I have a stream of events about resources that looks like this:

id, type,      count
1,  view,      1
1,  download,  3
2,  view,      1
3,  view,      1
1,  download,  2
3,  view,      1

I am trying to produce stats (totals) per resource, so if I get a stream like above, the result should be:

id, views, downloads
1,  1,     5
2,  1,     0
3,  2,     0

Now I wrote a ProcessFunction that calculates the totals like this:

public class CountTotals extends ProcessFunction<Event, ResourceTotals> {
    private ValueState<ResourceTotals> totalsState;

    @Override
    public void open(Configuration config) throws Exception {
        ValueStateDescriptor<ResourceTotals> totalsDescriptor = new ValueStateDescriptor<>("totals state", ResourceTotals.class);
        totalsDescriptor.setQueryable("resource-totals");
        totalsState = getRuntimeContext().getState(totalsDescriptor);
    }

    @Override
    public void processElement(Event event, Context ctx, Collector<ResourceTotals> out) throws Exception {
        ResourceTotals totals = totalsState.value();
        if (totals == null) {
            totals = new ResourceTotals();
            totals.id = event.id;
        }
        switch (event.type) {
            case "view":
                totals.views += event.count;
                break;
            case "download":
                totals.downloads += event.count;
        }
        totalsState.update(totals);
        out.collect(totals);
    }
}

As evident from the code, it will emit a new ResourceTotals for every event, but I would like to emit a total per resource once a minute and not more often.

I tried experimenting by using a global window and a trigger (ContinuousProcessingTimeTrigger), but couldn't get it to work.

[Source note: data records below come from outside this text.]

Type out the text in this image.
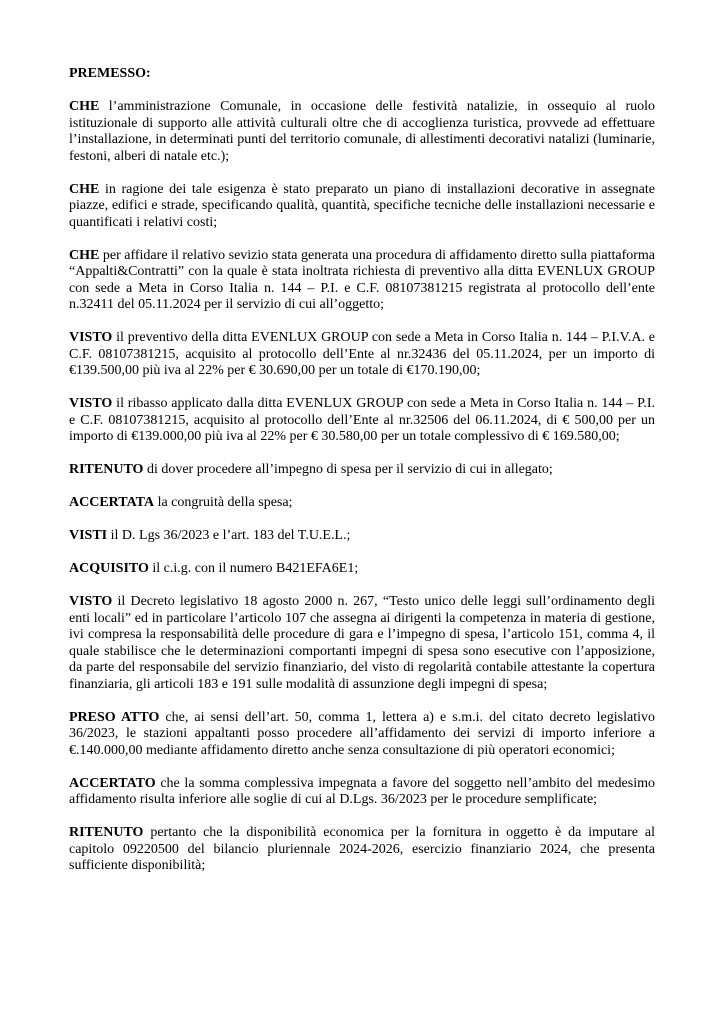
PREMESSO:

CHE l’amministrazione Comunale, in occasione delle festività natalizie, in ossequio al ruolo istituzionale di supporto alle attività culturali oltre che di accoglienza turistica, provvede ad effettuare l’installazione, in determinati punti del territorio comunale, di allestimenti decorativi natalizi (luminarie, festoni, alberi di natale etc.);

CHE in ragione dei tale esigenza è stato preparato un piano di installazioni decorative in assegnate piazze, edifici e strade, specificando qualità, quantità, specifiche tecniche delle installazioni necessarie e quantificati i relativi costi;

CHE per affidare il relativo sevizio stata generata una procedura di affidamento diretto sulla piattaforma “Appalti&Contratti” con la quale è stata inoltrata richiesta di preventivo alla ditta EVENLUX GROUP con sede a Meta in Corso Italia n. 144 – P.I. e C.F. 08107381215 registrata al protocollo dell’ente n.32411 del 05.11.2024 per il servizio di cui all’oggetto;

VISTO il preventivo della ditta EVENLUX GROUP con sede a Meta in Corso Italia n. 144 – P.I.V.A. e C.F. 08107381215, acquisito al protocollo dell’Ente al nr.32436 del 05.11.2024, per un importo di €139.500,00 più iva al 22% per € 30.690,00 per un totale di €170.190,00;

VISTO il ribasso applicato dalla ditta EVENLUX GROUP con sede a Meta in Corso Italia n. 144 – P.I. e C.F. 08107381215, acquisito al protocollo dell’Ente al nr.32506 del 06.11.2024, di € 500,00 per un importo di €139.000,00 più iva al 22% per € 30.580,00 per un totale complessivo di € 169.580,00;

RITENUTO di dover procedere all’impegno di spesa per il servizio di cui in allegato;

ACCERTATA la congruità della spesa;

VISTI il D. Lgs 36/2023 e l’art. 183 del T.U.E.L.;

ACQUISITO il c.i.g. con il numero B421EFA6E1;

VISTO il Decreto legislativo 18 agosto 2000 n. 267, “Testo unico delle leggi sull’ordinamento degli enti locali” ed in particolare l’articolo 107 che assegna ai dirigenti la competenza in materia di gestione, ivi compresa la responsabilità delle procedure di gara e l’impegno di spesa, l’articolo 151, comma 4, il quale stabilisce che le determinazioni comportanti impegni di spesa sono esecutive con l’apposizione, da parte del responsabile del servizio finanziario, del visto di regolarità contabile attestante la copertura finanziaria, gli articoli 183 e 191 sulle modalità di assunzione degli impegni di spesa;

PRESO ATTO che, ai sensi dell’art. 50, comma 1, lettera a) e s.m.i. del citato decreto legislativo 36/2023, le stazioni appaltanti posso procedere all’affidamento dei servizi di importo inferiore a €.140.000,00 mediante affidamento diretto anche senza consultazione di più operatori economici;

ACCERTATO che la somma complessiva impegnata a favore del soggetto nell’ambito del medesimo affidamento risulta inferiore alle soglie di cui al D.Lgs. 36/2023 per le procedure semplificate;

RITENUTO pertanto che la disponibilità economica per la fornitura in oggetto è da imputare al capitolo 09220500 del bilancio pluriennale 2024-2026, esercizio finanziario 2024, che presenta sufficiente disponibilità;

The issues I had with it were:

  1. How to express that I want the last event of the window?
  2. How not to end up storing all the ResourceTotals ever produced in that global window?

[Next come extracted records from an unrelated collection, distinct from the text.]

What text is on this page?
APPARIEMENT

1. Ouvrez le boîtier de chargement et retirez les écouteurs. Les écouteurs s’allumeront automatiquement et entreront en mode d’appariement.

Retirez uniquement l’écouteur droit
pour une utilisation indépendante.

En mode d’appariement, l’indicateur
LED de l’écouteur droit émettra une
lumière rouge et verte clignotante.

Any help would be appreciated.

回答1:

You can use a timer to emit the values in totalsState once a minute. Since I don't see any timestamps in your datastream, I imagine you would use a processing time timer.

An alternative would be to replace the ProcessFunction with a TimeWindow along with a ReduceFunction that retains the last event.

In either case you could consider keying the stream by both the ID and type fields, which should simplify your state management a bit.

Updated:

Yes, timers are part of the state that gets checkpointed and restored by Flink.